Math: This is the one public teaching job that universally commands respect when you tell someone you do it.  In fact, I sometimes still tell people I’m a math teacher even though I haven’t taught it in years. It is like telling people you’re a marine biologist; everyone has only a vague understanding of, but nonetheless, a very deep respect for the job. Science teachers have the archetypes of both Bill Nye (zany) and Walter White (evil) looming over the public consciousness but tell someone you’re a Math teacher and they just nod solemnly.

Phys. Ed: I joke about Phys. Ed. teachers being movie/tv show villains, but we all know that’s just because English majors wrote those scripts. Ask a student? Phys. Ed is almost universally a favourite course despite it being the one where you could use corporal punishment and accurately call it a summative evaluation. In fact, other students might even join in and call it a contest. When was the last time your class just started a pickup game of ‘curriculum’? Wait, let me guess? NEVER, because you don’t teach Phys Ed.


Resource: You’re the other location kids love to go. You make the tough days of EQAO and the exam schedule work by sheer force of will (and probably coffee). Those are two pretty incredible claims to fame. Also, something about a chocolate fountain.

Science: Is it unfair that I’m lumping very different disciplines like Biology, Chemistry and Physics under one title? Probably, but I did the same for Art and some other subjects, so suck it up. If you teach a Science, you have likely been referred to as “one of the smartest people in the building” or “one of the brightest people I’ve ever met”. You may not know this because we don’t say it to your face, but we say it. Frequently and with conviction. You’re the person we get to settle arguments because your opinion is the correct one.
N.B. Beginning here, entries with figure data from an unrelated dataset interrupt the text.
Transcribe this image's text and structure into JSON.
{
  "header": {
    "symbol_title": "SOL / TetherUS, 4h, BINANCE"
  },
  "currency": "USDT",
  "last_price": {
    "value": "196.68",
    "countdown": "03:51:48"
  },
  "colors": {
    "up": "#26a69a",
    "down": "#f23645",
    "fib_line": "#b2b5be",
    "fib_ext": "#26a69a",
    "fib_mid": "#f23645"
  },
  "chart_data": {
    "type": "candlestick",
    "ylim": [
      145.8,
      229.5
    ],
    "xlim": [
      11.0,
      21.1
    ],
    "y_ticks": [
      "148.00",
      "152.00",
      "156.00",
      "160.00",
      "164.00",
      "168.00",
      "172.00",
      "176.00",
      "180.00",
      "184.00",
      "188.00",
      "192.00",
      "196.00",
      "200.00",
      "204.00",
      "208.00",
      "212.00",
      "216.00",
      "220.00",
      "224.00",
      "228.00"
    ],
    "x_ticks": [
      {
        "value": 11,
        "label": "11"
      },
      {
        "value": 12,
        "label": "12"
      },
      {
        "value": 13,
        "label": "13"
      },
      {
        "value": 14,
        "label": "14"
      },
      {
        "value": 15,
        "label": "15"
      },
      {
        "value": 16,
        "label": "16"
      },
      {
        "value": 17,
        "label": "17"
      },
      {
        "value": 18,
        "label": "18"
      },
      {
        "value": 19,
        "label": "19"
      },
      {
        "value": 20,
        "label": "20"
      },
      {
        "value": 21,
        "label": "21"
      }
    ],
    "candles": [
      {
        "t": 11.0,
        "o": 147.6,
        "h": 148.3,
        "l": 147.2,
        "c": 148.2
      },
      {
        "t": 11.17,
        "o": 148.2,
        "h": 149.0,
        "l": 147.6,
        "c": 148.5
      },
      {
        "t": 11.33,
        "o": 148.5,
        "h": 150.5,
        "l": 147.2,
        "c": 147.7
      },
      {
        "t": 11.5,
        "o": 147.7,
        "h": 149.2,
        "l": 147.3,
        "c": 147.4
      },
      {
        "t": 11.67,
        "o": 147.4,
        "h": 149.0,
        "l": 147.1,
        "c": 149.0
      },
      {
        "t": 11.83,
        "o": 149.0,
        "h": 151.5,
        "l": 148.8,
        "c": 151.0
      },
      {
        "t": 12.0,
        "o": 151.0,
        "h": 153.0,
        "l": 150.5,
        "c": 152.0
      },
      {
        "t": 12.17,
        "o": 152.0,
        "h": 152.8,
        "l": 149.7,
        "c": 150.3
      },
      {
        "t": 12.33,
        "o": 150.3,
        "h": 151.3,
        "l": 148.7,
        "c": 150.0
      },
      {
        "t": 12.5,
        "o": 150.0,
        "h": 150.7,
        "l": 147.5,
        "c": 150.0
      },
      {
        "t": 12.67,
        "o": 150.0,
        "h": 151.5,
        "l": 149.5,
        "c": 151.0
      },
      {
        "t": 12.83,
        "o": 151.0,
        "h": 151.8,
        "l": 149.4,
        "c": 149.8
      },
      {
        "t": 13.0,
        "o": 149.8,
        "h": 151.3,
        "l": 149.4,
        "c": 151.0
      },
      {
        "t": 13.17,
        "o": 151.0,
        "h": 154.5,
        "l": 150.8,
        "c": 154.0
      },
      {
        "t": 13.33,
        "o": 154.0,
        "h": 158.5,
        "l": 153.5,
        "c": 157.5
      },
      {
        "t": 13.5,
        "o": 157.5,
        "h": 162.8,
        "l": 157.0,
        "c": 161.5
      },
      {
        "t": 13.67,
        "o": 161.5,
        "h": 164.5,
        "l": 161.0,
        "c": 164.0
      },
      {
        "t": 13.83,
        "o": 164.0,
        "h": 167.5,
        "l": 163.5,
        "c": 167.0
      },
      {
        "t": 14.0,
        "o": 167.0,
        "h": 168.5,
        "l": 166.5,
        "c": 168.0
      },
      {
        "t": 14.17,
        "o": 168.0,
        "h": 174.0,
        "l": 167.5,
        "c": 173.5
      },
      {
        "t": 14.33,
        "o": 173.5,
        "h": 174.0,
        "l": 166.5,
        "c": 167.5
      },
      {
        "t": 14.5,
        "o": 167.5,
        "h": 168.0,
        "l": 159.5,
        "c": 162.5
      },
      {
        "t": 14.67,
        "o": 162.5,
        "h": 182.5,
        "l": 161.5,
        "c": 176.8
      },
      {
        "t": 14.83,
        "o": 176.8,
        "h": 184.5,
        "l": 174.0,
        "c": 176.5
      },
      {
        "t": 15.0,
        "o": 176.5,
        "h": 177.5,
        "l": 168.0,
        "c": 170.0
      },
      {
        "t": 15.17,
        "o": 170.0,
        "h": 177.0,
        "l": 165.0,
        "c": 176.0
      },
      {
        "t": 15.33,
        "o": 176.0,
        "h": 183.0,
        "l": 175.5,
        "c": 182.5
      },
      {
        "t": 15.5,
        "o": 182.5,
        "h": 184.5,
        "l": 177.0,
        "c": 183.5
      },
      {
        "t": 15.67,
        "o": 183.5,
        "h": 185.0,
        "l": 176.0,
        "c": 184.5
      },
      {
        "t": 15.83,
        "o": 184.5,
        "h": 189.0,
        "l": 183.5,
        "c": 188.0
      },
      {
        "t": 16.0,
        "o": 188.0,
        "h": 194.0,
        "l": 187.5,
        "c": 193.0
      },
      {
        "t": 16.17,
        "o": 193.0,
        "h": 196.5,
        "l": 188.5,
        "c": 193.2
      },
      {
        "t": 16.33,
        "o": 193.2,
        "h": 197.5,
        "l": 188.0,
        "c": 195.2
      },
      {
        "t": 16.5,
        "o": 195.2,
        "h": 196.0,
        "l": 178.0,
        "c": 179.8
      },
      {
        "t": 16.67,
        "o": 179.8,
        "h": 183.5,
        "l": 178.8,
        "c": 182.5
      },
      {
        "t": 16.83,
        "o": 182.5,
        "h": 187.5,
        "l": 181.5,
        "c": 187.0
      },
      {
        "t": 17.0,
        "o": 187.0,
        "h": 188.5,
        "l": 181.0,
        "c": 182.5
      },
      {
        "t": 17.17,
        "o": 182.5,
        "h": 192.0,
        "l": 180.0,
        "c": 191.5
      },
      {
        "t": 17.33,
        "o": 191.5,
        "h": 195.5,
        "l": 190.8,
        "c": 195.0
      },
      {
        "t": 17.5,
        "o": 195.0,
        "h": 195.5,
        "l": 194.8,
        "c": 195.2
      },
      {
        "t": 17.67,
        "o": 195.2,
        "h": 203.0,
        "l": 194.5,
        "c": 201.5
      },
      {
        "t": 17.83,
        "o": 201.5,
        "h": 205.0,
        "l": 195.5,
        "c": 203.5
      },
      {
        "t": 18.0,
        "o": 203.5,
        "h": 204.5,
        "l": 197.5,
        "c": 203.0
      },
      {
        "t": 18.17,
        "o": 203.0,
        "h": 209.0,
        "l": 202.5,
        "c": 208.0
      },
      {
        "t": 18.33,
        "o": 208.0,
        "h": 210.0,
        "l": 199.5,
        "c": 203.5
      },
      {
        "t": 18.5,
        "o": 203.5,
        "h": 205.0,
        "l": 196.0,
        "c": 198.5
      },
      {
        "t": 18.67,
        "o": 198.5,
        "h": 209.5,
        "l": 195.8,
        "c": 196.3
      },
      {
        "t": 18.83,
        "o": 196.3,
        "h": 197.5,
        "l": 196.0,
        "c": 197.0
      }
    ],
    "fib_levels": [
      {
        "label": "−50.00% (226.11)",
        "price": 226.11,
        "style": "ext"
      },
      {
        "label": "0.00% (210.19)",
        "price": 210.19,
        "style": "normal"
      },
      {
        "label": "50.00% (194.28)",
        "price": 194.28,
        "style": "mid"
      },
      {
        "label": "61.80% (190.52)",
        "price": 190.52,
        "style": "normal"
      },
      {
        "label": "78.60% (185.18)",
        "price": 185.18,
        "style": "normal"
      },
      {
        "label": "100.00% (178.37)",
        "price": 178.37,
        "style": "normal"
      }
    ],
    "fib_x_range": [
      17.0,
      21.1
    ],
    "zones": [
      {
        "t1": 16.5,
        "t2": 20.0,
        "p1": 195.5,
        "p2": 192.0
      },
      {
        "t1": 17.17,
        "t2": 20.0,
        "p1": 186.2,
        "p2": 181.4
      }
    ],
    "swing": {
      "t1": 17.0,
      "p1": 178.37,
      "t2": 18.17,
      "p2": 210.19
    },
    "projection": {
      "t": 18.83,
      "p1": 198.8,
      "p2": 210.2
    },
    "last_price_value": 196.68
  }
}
Tech. Imagine teaching a course where no one ever makes that “Those who can’t do, teach” crack? Tech teachers have that gig. If teaching was made obsolete overnight, these folks would be the first to find employment again - likely by the end of the week and probably fixing whatever technology replaced the rest of us. Ask yourself - when something malfunctions in your life, who is the first person at work you ask about it? Exactly.